In a lengthy post on X, the platform formerly known as Twitter, Ohio GOP Sen. J.D. Vance was one of the rare Issue 1 opponents to acknowledge that the defeat came because of the substance of the proposal rather than tactics.
"I am as pro life as anyone, and I want to save as many babies as possible," Vance wrote. "This is not about moral legitimacy but political reality. I've seen dozens of good polls on the abortion question in the last few months, many of them done in Ohio. Give people a choice between abortion restrictions very early in pregnancy with exceptions, or the pro choice position, and the pro-life view has a fighting chance. Give people a heartbeat bill with no exceptions and it loses 65-35."

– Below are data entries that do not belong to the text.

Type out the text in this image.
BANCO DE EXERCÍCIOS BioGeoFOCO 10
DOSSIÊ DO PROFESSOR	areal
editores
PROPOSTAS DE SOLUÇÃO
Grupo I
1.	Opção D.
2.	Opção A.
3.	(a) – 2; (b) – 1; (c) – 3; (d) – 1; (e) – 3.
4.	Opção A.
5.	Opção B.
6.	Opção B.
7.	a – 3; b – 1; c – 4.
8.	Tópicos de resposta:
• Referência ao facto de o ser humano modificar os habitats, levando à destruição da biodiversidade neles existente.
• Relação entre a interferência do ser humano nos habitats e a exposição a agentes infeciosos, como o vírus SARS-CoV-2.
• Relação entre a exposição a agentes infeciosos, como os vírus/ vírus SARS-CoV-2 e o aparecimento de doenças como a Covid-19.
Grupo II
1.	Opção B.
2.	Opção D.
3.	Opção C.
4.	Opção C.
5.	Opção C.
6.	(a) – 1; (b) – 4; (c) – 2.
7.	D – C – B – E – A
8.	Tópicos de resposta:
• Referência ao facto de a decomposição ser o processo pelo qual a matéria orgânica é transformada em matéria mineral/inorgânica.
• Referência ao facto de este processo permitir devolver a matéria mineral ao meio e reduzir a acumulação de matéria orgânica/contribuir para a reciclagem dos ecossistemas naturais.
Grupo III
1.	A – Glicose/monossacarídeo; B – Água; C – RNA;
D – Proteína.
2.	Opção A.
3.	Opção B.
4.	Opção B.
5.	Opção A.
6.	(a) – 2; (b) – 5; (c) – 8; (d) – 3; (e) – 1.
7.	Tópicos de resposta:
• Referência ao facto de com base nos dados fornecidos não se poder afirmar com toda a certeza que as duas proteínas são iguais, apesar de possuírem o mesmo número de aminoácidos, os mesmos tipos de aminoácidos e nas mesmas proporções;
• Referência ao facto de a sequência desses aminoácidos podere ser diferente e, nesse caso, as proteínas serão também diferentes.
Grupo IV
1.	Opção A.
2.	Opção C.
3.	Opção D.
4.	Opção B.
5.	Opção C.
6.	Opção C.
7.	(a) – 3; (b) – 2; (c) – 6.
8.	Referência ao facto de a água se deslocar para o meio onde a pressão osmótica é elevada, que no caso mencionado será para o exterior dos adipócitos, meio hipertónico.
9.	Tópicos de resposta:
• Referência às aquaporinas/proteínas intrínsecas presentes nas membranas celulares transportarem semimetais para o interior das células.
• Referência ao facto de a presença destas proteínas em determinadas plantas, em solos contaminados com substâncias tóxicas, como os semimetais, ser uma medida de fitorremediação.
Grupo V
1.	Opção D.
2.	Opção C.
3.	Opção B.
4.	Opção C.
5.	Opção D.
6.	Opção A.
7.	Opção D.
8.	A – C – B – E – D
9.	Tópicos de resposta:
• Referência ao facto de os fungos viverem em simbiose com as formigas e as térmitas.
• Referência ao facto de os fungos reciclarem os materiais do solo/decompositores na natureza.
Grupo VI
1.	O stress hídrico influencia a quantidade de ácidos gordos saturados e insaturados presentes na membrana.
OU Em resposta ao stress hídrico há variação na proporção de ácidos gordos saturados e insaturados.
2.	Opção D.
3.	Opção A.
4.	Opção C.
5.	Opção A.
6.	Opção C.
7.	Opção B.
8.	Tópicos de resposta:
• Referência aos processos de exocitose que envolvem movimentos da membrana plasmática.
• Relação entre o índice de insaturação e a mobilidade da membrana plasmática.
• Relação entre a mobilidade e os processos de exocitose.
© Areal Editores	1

But most anti-abortion advocates contended that Issue 1 passed because of political disadvantages — that voters were sold lies by Democrats and because the anti-abortion side was outspent. Despite the significant loss - and the eighth straight at the state level since Roe v. Wade was overturned - anti-abortion advocates remain undeterred, continuing to stress that they will try to repeal the newly passed measure.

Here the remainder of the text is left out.